Temitope Bamidele

Posted on Apr 12

Observability Engineering in Production Systems: Structured Logging, Metrics, and Distributed Tracing at Scale (Part 2)

#observability #logging #productionsystems #sre

How Observability Engineering Cut Incident Response Time by 85% in Production (Part 2)

Part 2 of 3: Centralized Logging and Async Pipelines

This article covers where structured logs go once they leave your application: centralised log aggregation that makes them queryable across services and time, with the async pipeline patterns that keep distributed systems observable. It assumes two foundational practices are in place: logs are structured JSON records with consistent event naming, and each request carries a correlation ID that propagates through every downstream operation. If you're reading this as part of the series, those are covered in Part 1. The full story of the Helpa production incident — a webhook regression that ran silently for over two hours — is reconstructed here through the logs that eventually exposed it.

5. Centralized Logging: Aggregating the Signal

Individual log files per service, written to disk, are not a logging system. They're a precondition for one. A log that lives only on the server that generated it is useless the moment you have more than one server, useless when that server restarts, and useless in practice even on a single server because reading raw files under incident pressure is slow and error-prone.

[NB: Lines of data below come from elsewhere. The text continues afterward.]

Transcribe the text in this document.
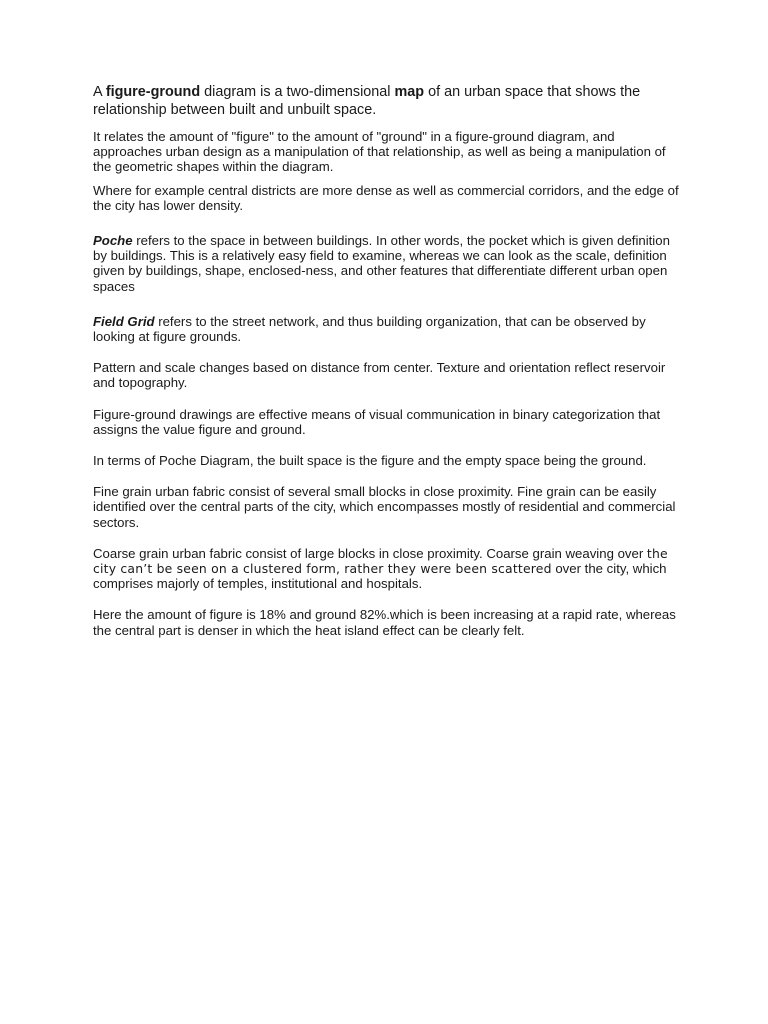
A figure-ground diagram is a two-dimensional map of an urban space that shows the relationship between built and unbuilt space.

It relates the amount of "figure" to the amount of "ground" in a figure-ground diagram, and approaches urban design as a manipulation of that relationship, as well as being a manipulation of the geometric shapes within the diagram.

Where for example central districts are more dense as well as commercial corridors, and the edge of the city has lower density.

Poche refers to the space in between buildings. In other words, the pocket which is given definition by buildings. This is a relatively easy field to examine, whereas we can look as the scale, definition given by buildings, shape, enclosed-ness, and other features that differentiate different urban open spaces

Field Grid refers to the street network, and thus building organization, that can be observed by looking at figure grounds.

Pattern and scale changes based on distance from center. Texture and orientation reflect reservoir and topography.

Figure-ground drawings are effective means of visual communication in binary categorization that assigns the value figure and ground.

In terms of Poche Diagram, the built space is the figure and the empty space being the ground.

Fine grain urban fabric consist of several small blocks in close proximity. Fine grain can be easily identified over the central parts of the city, which encompasses mostly of residential and commercial sectors.

Coarse grain urban fabric consist of large blocks in close proximity. Coarse grain weaving over the city can’t be seen on a clustered form, rather they were been scattered over the city, which comprises majorly of temples, institutional and hospitals.

Here the amount of figure is 18% and ground 82%.which is been increasing at a rapid rate, whereas the central part is denser in which the heat island effect can be clearly felt.
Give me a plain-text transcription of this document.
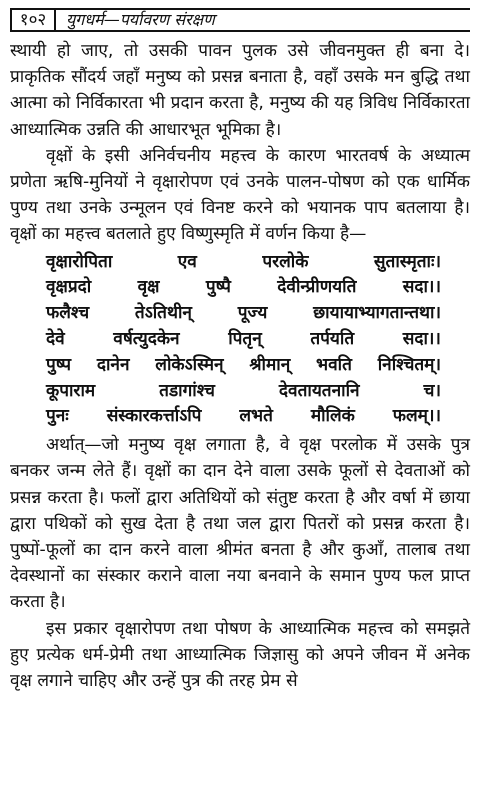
१०२	युगधर्म—पर्यावरण संरक्षण

स्थायी हो जाए, तो उसकी पावन पुलक उसे जीवनमुक्त ही बना दे। प्राकृतिक सौंदर्य जहाँ मनुष्य को प्रसन्न बनाता है, वहाँ उसके मन बुद्धि तथा आत्मा को निर्विकारता भी प्रदान करता है, मनुष्य की यह त्रिविध निर्विकारता आध्यात्मिक उन्नति की आधारभूत भूमिका है।

वृक्षों के इसी अनिर्वचनीय महत्त्व के कारण भारतवर्ष के अध्यात्म प्रणेता ऋषि-मुनियों ने वृक्षारोपण एवं उनके पालन-पोषण को एक धार्मिक पुण्य तथा उनके उन्मूलन एवं विनष्ट करने को भयानक पाप बतलाया है। वृक्षों का महत्त्व बतलाते हुए विष्णुस्मृति में वर्णन किया है—

वृक्षारोपिता	एव	परलोके	सुतास्मृताः।
वृक्षप्रदो	वृक्ष	पुष्पै	देवीन्प्रीणयति	सदा।।
फलैश्च	तेऽतिथीन्	पूज्य	छायायाभ्यागतान्तथा।
देवे	वर्षत्युदकेन	पितृन्	तर्पयति	सदा।।
पुष्प दानेन लोकेऽस्मिन् श्रीमान् भवति निश्चितम्।
कूपाराम	तडागांश्च	देवतायतनानि	च।
पुनः संस्कारकर्त्ताऽपि लभते मौलिकं फलम्।।

अर्थात्—जो मनुष्य वृक्ष लगाता है, वे वृक्ष परलोक में उसके पुत्र बनकर जन्म लेते हैं। वृक्षों का दान देने वाला उसके फूलों से देवताओं को प्रसन्न करता है। फलों द्वारा अतिथियों को संतुष्ट करता है और वर्षा में छाया द्वारा पथिकों को सुख देता है तथा जल द्वारा पितरों को प्रसन्न करता है। पुष्पों-फूलों का दान करने वाला श्रीमंत बनता है और कुआँ, तालाब तथा देवस्थानों का संस्कार कराने वाला नया बनवाने के समान पुण्य फल प्राप्त करता है।

इस प्रकार वृक्षारोपण तथा पोषण के आध्यात्मिक महत्त्व को समझते हुए प्रत्येक धर्म-प्रेमी तथा आध्यात्मिक जिज्ञासु को अपने जीवन में अनेक वृक्ष लगाने चाहिए और उन्हें पुत्र की तरह प्रेम से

Centralized logging means all logs from all services flow to a single queryable store. Two architectures cover most production use cases:

ELK Stack (Elasticsearch, Logstash, Kibana)

Elasticsearch is a distributed search and analytics engine optimized for full-text and structured queries. Logstash (or the lighter Filebeat) collects and ships logs from your services. Kibana provides the query interface and dashboard layer.

The pipeline: your service writes JSON logs to stdout → a Filebeat sidecar ships to Logstash → Logstash parses, enriches, and routes to Elasticsearch → Kibana queries Elasticsearch. Two non-obvious decisions live in the Logstash filter:

# logstash.conf — filter block
filter {
  if [fields][service] {
    mutate { add_field => { "[@metadata][index]" => "%{[fields][service]}" } }
  } else {
    mutate { add_field => { "[@metadata][index]" => "unknown" } }
  }
  # Re-parse the app timestamp into @timestamp so Kibana time-range queries
  # reflect event time, not ingest time.
  date {
    match => ["[app][timestamp]", "ISO8601"]
    target => "@timestamp"
  }
}

With this configuration, logs-payment-service-2025.11.14 is a distinct Elasticsearch index. You can query across all indexes with logs-*, or scope to a specific service for faster queries.

Loki + Grafana

Loki is the lighter-weight alternative, designed for label-based log querying rather than full-text indexing. It's significantly cheaper to operate at scale because it doesn't index the content of log messages — only the labels (metadata like service, environment, host). Content is queried by filtering indexed log streams rather than full-text search.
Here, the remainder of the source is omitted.